To begin, place the UV-sterilized high-throughput plates and thrombin aliquots into the tissue culture hood. Place the prepared cell fibrin mix on ice to slow clotting. Using a P20 pipette, draw six microliters of the cell fibrin mix.
Then gently place the pipette tip into the thrombin aliquot and mix twice without introducing air bubbles. Lift the high-throughput plate at an angle and quickly insert the pipette tip into one of the loading ports. Push the pipette plunger to the first stop in a smooth and fluid motion and inject the cell fibrin mix into the tissue chamber.
Ensure the gel crosses entirely through the chamber. Gently place the plate flat without removing the pipette tip or displacing the pipette. Remove the pipette tip using a hand from the P20 and leave it in the loading port hole.
After two minutes, remove the pipette tips with gentle twisting motions from the loading ports and place the lid on the plate. Incubate the plate for 15 to 20 minutes at 37 degrees Celsius for gel polymerization. Place the microfluidic device on the microscope stage to observe the even distribution of cells throughout the chamber without any air bubbles.
Insert the P20 pipette tip into M1 or M3 and expel four microliters of laminin slowly to coat the entire top panel. Remove the pipette tip as demonstrated previously and incubate the plate at 37 degrees Celsius in 5%carbon dioxide for 10 minutes.
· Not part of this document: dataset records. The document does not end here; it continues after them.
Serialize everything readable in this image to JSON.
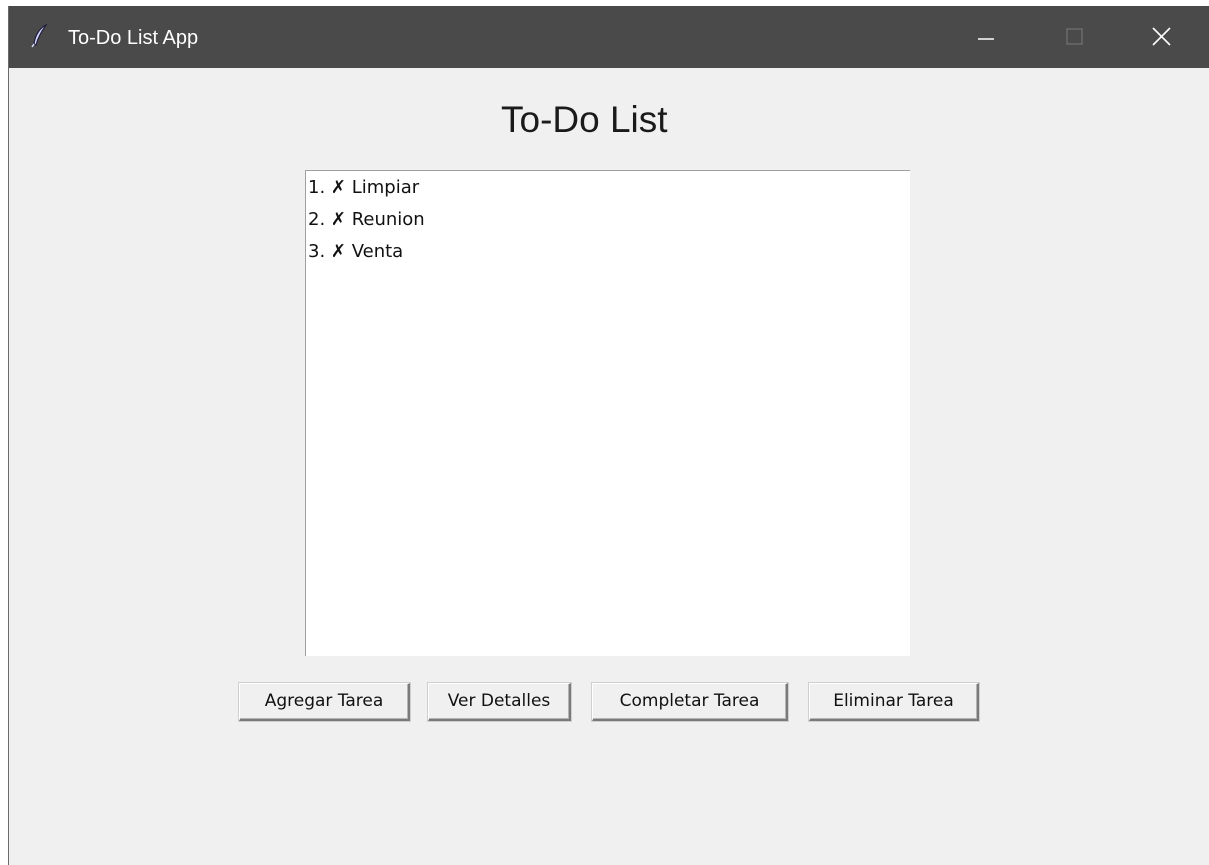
{
  "window": {
    "title": "To-Do List App",
    "app_icon": "feather-icon",
    "controls": [
      "minimize-icon",
      "maximize-icon",
      "close-icon"
    ],
    "titlebar_color": "#4a4a4a",
    "background_color": "#f0f0f0"
  },
  "main": {
    "heading": "To-Do List",
    "tasks": [
      {
        "label": "1. ✗ Limpiar"
      },
      {
        "label": "2. ✗ Reunion"
      },
      {
        "label": "3. ✗ Venta"
      }
    ],
    "buttons": {
      "add": "Agregar Tarea",
      "details": "Ver Detalles",
      "complete": "Completar Tarea",
      "delete": "Eliminar Tarea"
    }
  }
}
Add 275 microliters of EGM-2 complete media to the uncoupled reservoirs of wells located in rows A and B.Insert the P200 pipette tip into the media inlet hole of the wells containing 275 microliters of EGM-2 and slowly expel 75 microliters of medium, watching the media travel through the channel and bubble up on the other side.
After removing the pipette tip, push the remaining media from the tip into the media reservoir. Add 50 microliters of media to entirely cover the low side wells in rows G and H.Incubate the plates for one to two hours as demonstrated. Under a microscope, identify any bubbles in the media channels and remove them by reintroducing 75 microliters of media into the channels.
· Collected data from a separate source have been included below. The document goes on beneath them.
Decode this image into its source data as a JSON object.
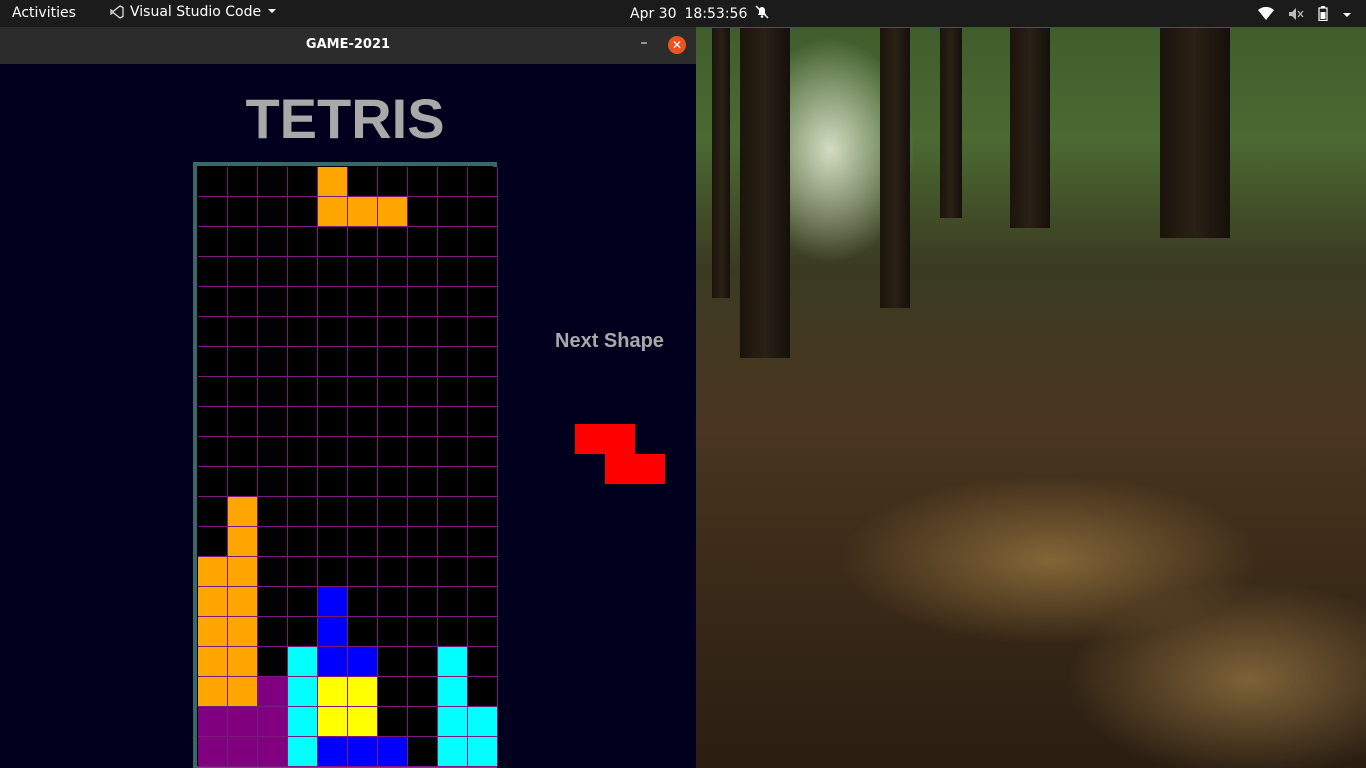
{
  "topbar": {
    "activities": "Activities",
    "app_name": "Visual Studio Code",
    "date": "Apr 30",
    "time": "18:53:56",
    "icons": [
      "notifications-off-icon",
      "wifi-icon",
      "volume-muted-icon",
      "battery-icon",
      "chevron-down-icon"
    ]
  },
  "window": {
    "title": "GAME-2021",
    "minimize_label": "–",
    "close_label": "✕"
  },
  "game": {
    "title": "TETRIS",
    "next_label": "Next Shape",
    "colors": {
      "orange": "#ffa500",
      "blue": "#0000ff",
      "cyan": "#00ffff",
      "yellow": "#ffff00",
      "purple": "#800080",
      "red": "#ff0000",
      "grid_line": "#7a1a7a",
      "board_border": "#3a6868",
      "background": "#00001e"
    },
    "board": {
      "columns": 10,
      "rows": 20,
      "filled_cells": [
        {
          "row": 0,
          "col": 4,
          "color": "orange"
        },
        {
          "row": 1,
          "col": 4,
          "color": "orange"
        },
        {
          "row": 1,
          "col": 5,
          "color": "orange"
        },
        {
          "row": 1,
          "col": 6,
          "color": "orange"
        },
        {
          "row": 11,
          "col": 1,
          "color": "orange"
        },
        {
          "row": 12,
          "col": 1,
          "color": "orange"
        },
        {
          "row": 13,
          "col": 0,
          "color": "orange"
        },
        {
          "row": 13,
          "col": 1,
          "color": "orange"
        },
        {
          "row": 14,
          "col": 0,
          "color": "orange"
        },
        {
          "row": 14,
          "col": 1,
          "color": "orange"
        },
        {
          "row": 15,
          "col": 0,
          "color": "orange"
        },
        {
          "row": 15,
          "col": 1,
          "color": "orange"
        },
        {
          "row": 16,
          "col": 0,
          "color": "orange"
        },
        {
          "row": 16,
          "col": 1,
          "color": "orange"
        },
        {
          "row": 17,
          "col": 0,
          "color": "orange"
        },
        {
          "row": 17,
          "col": 1,
          "color": "orange"
        },
        {
          "row": 14,
          "col": 4,
          "color": "blue"
        },
        {
          "row": 15,
          "col": 4,
          "color": "blue"
        },
        {
          "row": 16,
          "col": 4,
          "color": "blue"
        },
        {
          "row": 16,
          "col": 5,
          "color": "blue"
        },
        {
          "row": 16,
          "col": 3,
          "color": "cyan"
        },
        {
          "row": 17,
          "col": 3,
          "color": "cyan"
        },
        {
          "row": 18,
          "col": 3,
          "color": "cyan"
        },
        {
          "row": 19,
          "col": 3,
          "color": "cyan"
        },
        {
          "row": 16,
          "col": 8,
          "color": "cyan"
        },
        {
          "row": 17,
          "col": 8,
          "color": "cyan"
        },
        {
          "row": 18,
          "col": 8,
          "color": "cyan"
        },
        {
          "row": 18,
          "col": 9,
          "color": "cyan"
        },
        {
          "row": 19,
          "col": 8,
          "color": "cyan"
        },
        {
          "row": 19,
          "col": 9,
          "color": "cyan"
        },
        {
          "row": 17,
          "col": 4,
          "color": "yellow"
        },
        {
          "row": 17,
          "col": 5,
          "color": "yellow"
        },
        {
          "row": 18,
          "col": 4,
          "color": "yellow"
        },
        {
          "row": 18,
          "col": 5,
          "color": "yellow"
        },
        {
          "row": 17,
          "col": 2,
          "color": "purple"
        },
        {
          "row": 18,
          "col": 0,
          "color": "purple"
        },
        {
          "row": 18,
          "col": 1,
          "color": "purple"
        },
        {
          "row": 18,
          "col": 2,
          "color": "purple"
        },
        {
          "row": 19,
          "col": 0,
          "color": "purple"
        },
        {
          "row": 19,
          "col": 1,
          "color": "purple"
        },
        {
          "row": 19,
          "col": 2,
          "color": "purple"
        },
        {
          "row": 19,
          "col": 4,
          "color": "blue"
        },
        {
          "row": 19,
          "col": 5,
          "color": "blue"
        },
        {
          "row": 19,
          "col": 6,
          "color": "blue"
        }
      ]
    },
    "next_shape": {
      "name": "Z",
      "color": "red",
      "cells": [
        {
          "row": 0,
          "col": 0
        },
        {
          "row": 0,
          "col": 1
        },
        {
          "row": 1,
          "col": 1
        },
        {
          "row": 1,
          "col": 2
        }
      ]
    }
  }
}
Check medium inlets or outlets for air bubbles using the naked eye. Then insert the P200 pipette tip into the hole and pull the bubble out by lifting the plunger. In vascularized micro-organs or VMOs, endothelial cells initially distributed evenly within the tissue chamber but by day two, they began to stretch out and luminize.
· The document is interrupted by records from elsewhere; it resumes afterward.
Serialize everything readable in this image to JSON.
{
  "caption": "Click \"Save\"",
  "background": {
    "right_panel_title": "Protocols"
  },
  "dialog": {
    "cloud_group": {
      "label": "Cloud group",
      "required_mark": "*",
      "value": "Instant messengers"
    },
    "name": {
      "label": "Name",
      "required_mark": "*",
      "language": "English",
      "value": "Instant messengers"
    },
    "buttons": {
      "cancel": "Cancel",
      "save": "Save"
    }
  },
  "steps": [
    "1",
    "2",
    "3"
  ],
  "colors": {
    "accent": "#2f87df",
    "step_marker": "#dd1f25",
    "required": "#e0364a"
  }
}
By day four, the endothelial cells anastomosed with the outer microfluidic channels, forming a continuous vascular network. The tight vascular barrier function was confirmed by perfusing FITC-dextran through the microvascular network with minimal leakage. Perfusing MDA-MB-231 cancer cells into the VMOs resulted in their adherence to the endothelial lining and subsequent extravasation into the extracellular space, forming multiple micrometastases within 24 hours post-perfusion.
Through time-lapse microscopic imaging, the extravasation of T-cells into the extracellular space of the VMOs was observed over 45 minutes. In vascularized micro-tumors with fully-formed vessels, T-cells rapidly adhered to the vascular wall upon perfusion.